One of the implications of Kaemingk’s theo-political vision of Christian pluralism is that Christian political action in the world requires taking a posture of listening to other faiths and ideologies as an act of hospitality before political deliberation. However, the voices of Muslims and immigrants are not seriously engaged until the final chapters of the book, where Kaemingk tries to apply the lessons learned from Dutch immigrants now living in the U.S. In Chapter 10, Kaemingk engages the voices of a few Muslim scholars who describe the significant role that mosques and other “Muslim spaces” have played in “protecting, nurturing, maturing and extending their Islamic vision of the good life in America.” However, it is not clear having read this brief survey (seven pages total), whether the Kuyperian vision of Christian pluralism is indeed something that the Muslim community in America or anywhere in the world has or would be willing to embrace.

Moreover, there are other key points in Kaemingk’s argument where the voices of Muslims and immigrants are not well represented. One such place is in Kaemingk’s discussion of borders, where he argues that “without borders, without a distinction between insiders and outsiders, hospitality quickly becomes impossible.” There is theological validity to the claim that in a finite and fallen world, borders might be a real good, necessary to preserve peace. However, by excluding a diversity of voices, particularly those of displaced migrants and asylum-seekers, Kaemingk fails to acknowledge the brutal history entailed in the making of many modern states’ borders. This brutal history of border-making is often forgotten or distorted by those in places of power and privilege, but it is never forgotten by immigrants of diverse religious and cultural backgrounds whose displacement and often unlawful presence in Western nations can be traced back to the ongoing effects of European colonialism and American southward and westward expansion under the banner of manifest destiny.

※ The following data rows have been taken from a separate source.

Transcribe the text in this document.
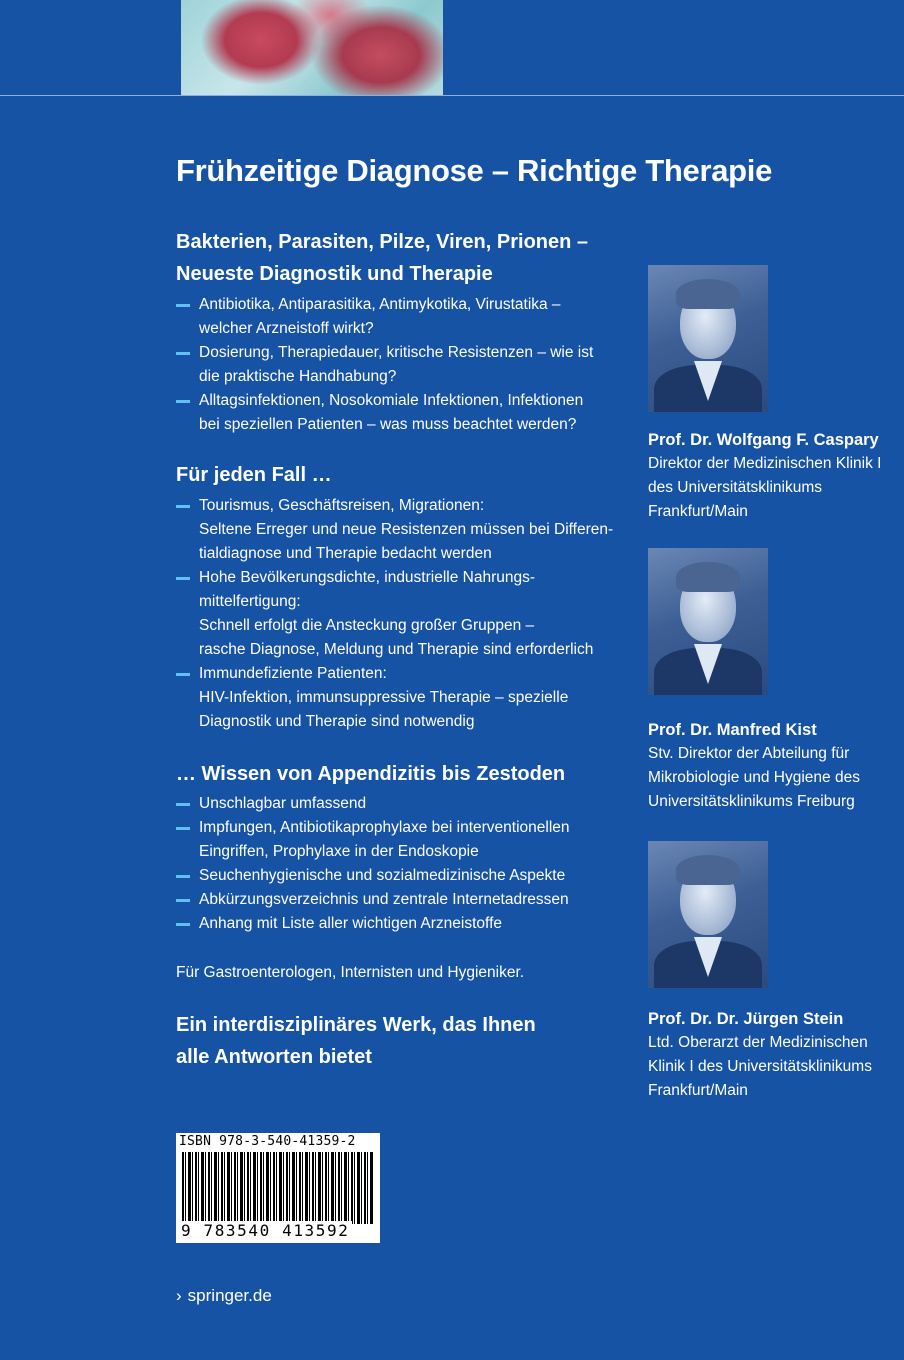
Frühzeitige Diagnose – Richtige Therapie
Bakterien, Parasiten, Pilze, Viren, Prionen –
Neueste Diagnostik und Therapie
Antibiotika, Antiparasitika, Antimykotika, Virustatika –
welcher Arzneistoff wirkt?
Dosierung, Therapiedauer, kritische Resistenzen – wie ist
die praktische Handhabung?
Alltagsinfektionen, Nosokomiale Infektionen, Infektionen
bei speziellen Patienten – was muss beachtet werden?
Für jeden Fall …
Tourismus, Geschäftsreisen, Migrationen:
Seltene Erreger und neue Resistenzen müssen bei Differen-
tialdiagnose und Therapie bedacht werden
Hohe Bevölkerungsdichte, industrielle Nahrungs-
mittelfertigung:
Schnell erfolgt die Ansteckung großer Gruppen –
rasche Diagnose, Meldung und Therapie sind erforderlich
Immundefiziente Patienten:
HIV-Infektion, immunsuppressive Therapie – spezielle
Diagnostik und Therapie sind notwendig
… Wissen von Appendizitis bis Zestoden
Unschlagbar umfassend
Impfungen, Antibiotikaprophylaxe bei interventionellen
Eingriffen, Prophylaxe in der Endoskopie
Seuchenhygienische und sozialmedizinische Aspekte
Abkürzungsverzeichnis und zentrale Internetadressen
Anhang mit Liste aller wichtigen Arzneistoffe
Für Gastroenterologen, Internisten und Hygieniker.
Ein interdisziplinäres Werk, das Ihnen
alle Antworten bietet
Prof. Dr. Wolfgang F. Caspary
Direktor der Medizinischen Klinik I
des Universitätsklinikums
Frankfurt/Main
Prof. Dr. Manfred Kist
Stv. Direktor der Abteilung für
Mikrobiologie und Hygiene des
Universitätsklinikums Freiburg
Prof. Dr. Dr. Jürgen Stein
Ltd. Oberarzt der Medizinischen
Klinik I des Universitätsklinikums
Frankfurt/Main
ISBN 978-3-540-41359-2
9 783540 413592
› springer.de
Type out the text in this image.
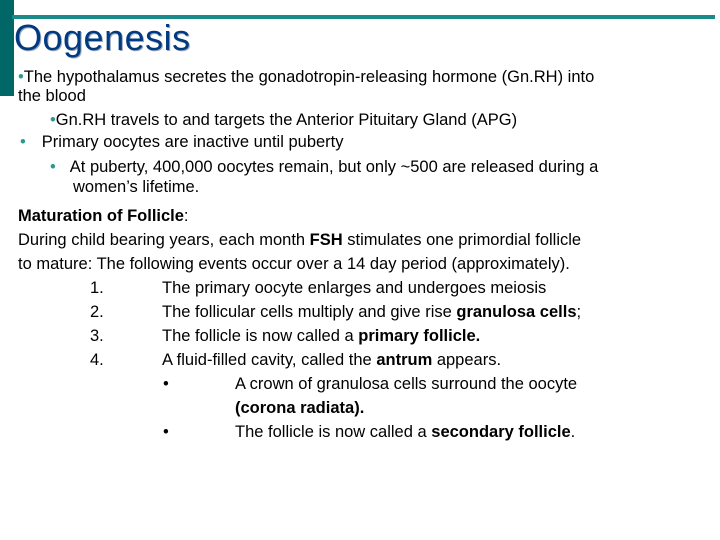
Oogenesis
•The hypothalamus secretes the gonadotropin-releasing hormone (Gn.RH) into
the blood
•Gn.RH travels to and targets the Anterior Pituitary Gland (APG)
• Primary oocytes are inactive until puberty
• At puberty, 400,000 oocytes remain, but only ~500 are released during a
women’s lifetime.
Maturation of Follicle:
During child bearing years, each month FSH stimulates one primordial follicle
to mature: The following events occur over a 14 day period (approximately).
1.	The primary oocyte enlarges and undergoes meiosis
2.	The follicular cells multiply and give rise granulosa cells;
3.	The follicle is now called a primary follicle.
4.	A fluid-filled cavity, called the antrum appears.
•	A crown of granulosa cells surround the oocyte
(corona radiata).
•	The follicle is now called a secondary follicle.
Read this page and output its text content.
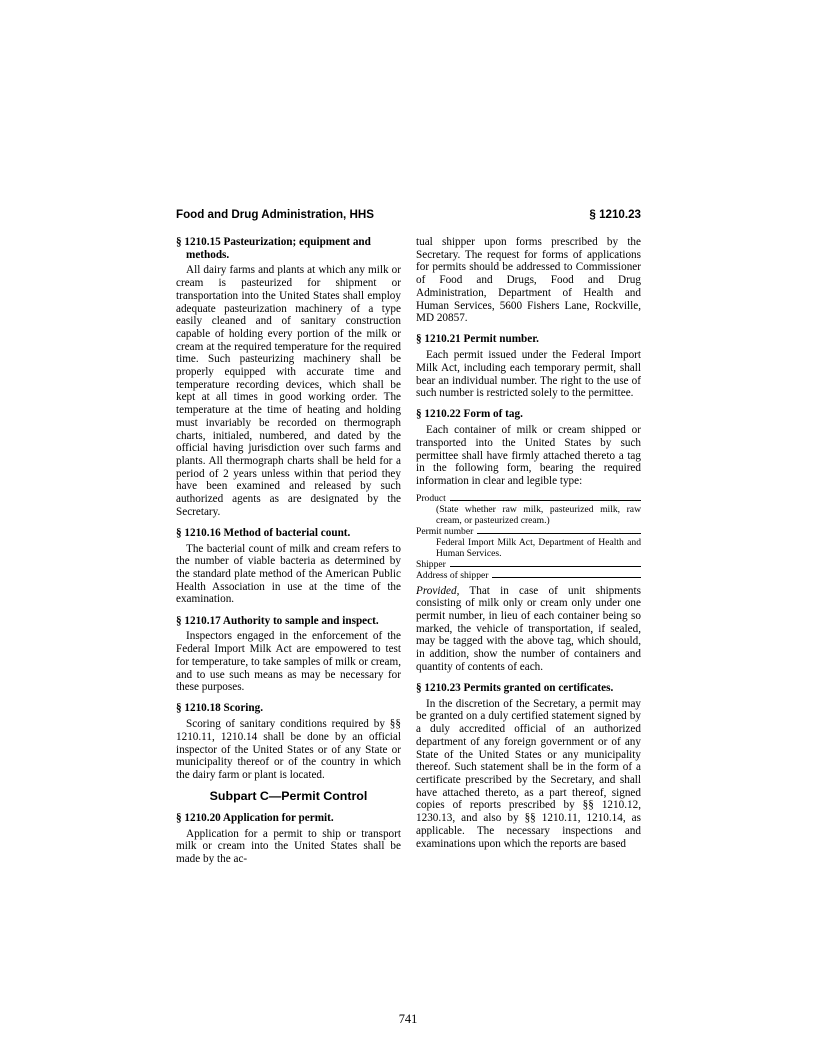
Food and Drug Administration, HHS	§ 1210.23
§ 1210.15 Pasteurization; equipment and methods.

All dairy farms and plants at which any milk or cream is pasteurized for shipment or transportation into the United States shall employ adequate pasteurization machinery of a type easily cleaned and of sanitary construction capable of holding every portion of the milk or cream at the required temperature for the required time. Such pasteurizing machinery shall be properly equipped with accurate time and temperature recording devices, which shall be kept at all times in good working order. The temperature at the time of heating and holding must invariably be recorded on thermograph charts, initialed, numbered, and dated by the official having jurisdiction over such farms and plants. All thermograph charts shall be held for a period of 2 years unless within that period they have been examined and released by such authorized agents as are designated by the Secretary.

§ 1210.16 Method of bacterial count.

The bacterial count of milk and cream refers to the number of viable bacteria as determined by the standard plate method of the American Public Health Association in use at the time of the examination.

§ 1210.17 Authority to sample and inspect.

Inspectors engaged in the enforcement of the Federal Import Milk Act are empowered to test for temperature, to take samples of milk or cream, and to use such means as may be necessary for these purposes.

§ 1210.18 Scoring.

Scoring of sanitary conditions required by §§ 1210.11, 1210.14 shall be done by an official inspector of the United States or of any State or municipality thereof or of the country in which the dairy farm or plant is located.

Subpart C—Permit Control
§ 1210.20 Application for permit.

Application for a permit to ship or transport milk or cream into the United States shall be made by the ac-

tual shipper upon forms prescribed by the Secretary. The request for forms of applications for permits should be addressed to Commissioner of Food and Drugs, Food and Drug Administration, Department of Health and Human Services, 5600 Fishers Lane, Rockville, MD 20857.

§ 1210.21 Permit number.

Each permit issued under the Federal Import Milk Act, including each temporary permit, shall bear an individual number. The right to the use of such number is restricted solely to the permittee.

§ 1210.22 Form of tag.

Each container of milk or cream shipped or transported into the United States by such permittee shall have firmly attached thereto a tag in the following form, bearing the required information in clear and legible type:

Product
(State whether raw milk, pasteurized milk, raw cream, or pasteurized cream.)
Permit number
Federal Import Milk Act, Department of Health and Human Services.
Shipper
Address of shipper

Provided, That in case of unit shipments consisting of milk only or cream only under one permit number, in lieu of each container being so marked, the vehicle of transportation, if sealed, may be tagged with the above tag, which should, in addition, show the number of containers and quantity of contents of each.

§ 1210.23 Permits granted on certificates.

In the discretion of the Secretary, a permit may be granted on a duly certified statement signed by a duly accredited official of an authorized department of any foreign government or of any State of the United States or any municipality thereof. Such statement shall be in the form of a certificate prescribed by the Secretary, and shall have attached thereto, as a part thereof, signed copies of reports prescribed by §§ 1210.12, 1230.13, and also by §§ 1210.11, 1210.14, as applicable. The necessary inspections and examinations upon which the reports are based

741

Overall, Christian Hospitality and Muslim Immigration in an Age of Fear proves to be a thorough, accessible and insightful book, written predominantly for an educated evangelical Christian audience but also for anyone interested in positive religious accounts of pluralism and diversity. Reformed readers of this book will also discover helpful ways in which the Reformed tradition is well equipped to respond to the political challenges precipitated by global migration and even how the Reformed tradition can be mobilized in order to engage in peaceful and meaningful dialogue with our non-Christian neighbors. In  the end, Kaemingk’s contribution to the conversation around Christian hospitality will significantly increase its effectivity and influence with a more profound engagement with minority voices of Muslims and immigrants.

Alberto La Rosa Rojas is a Th.D. student at Duke Divinity School, studying the theology and ethics of immigration.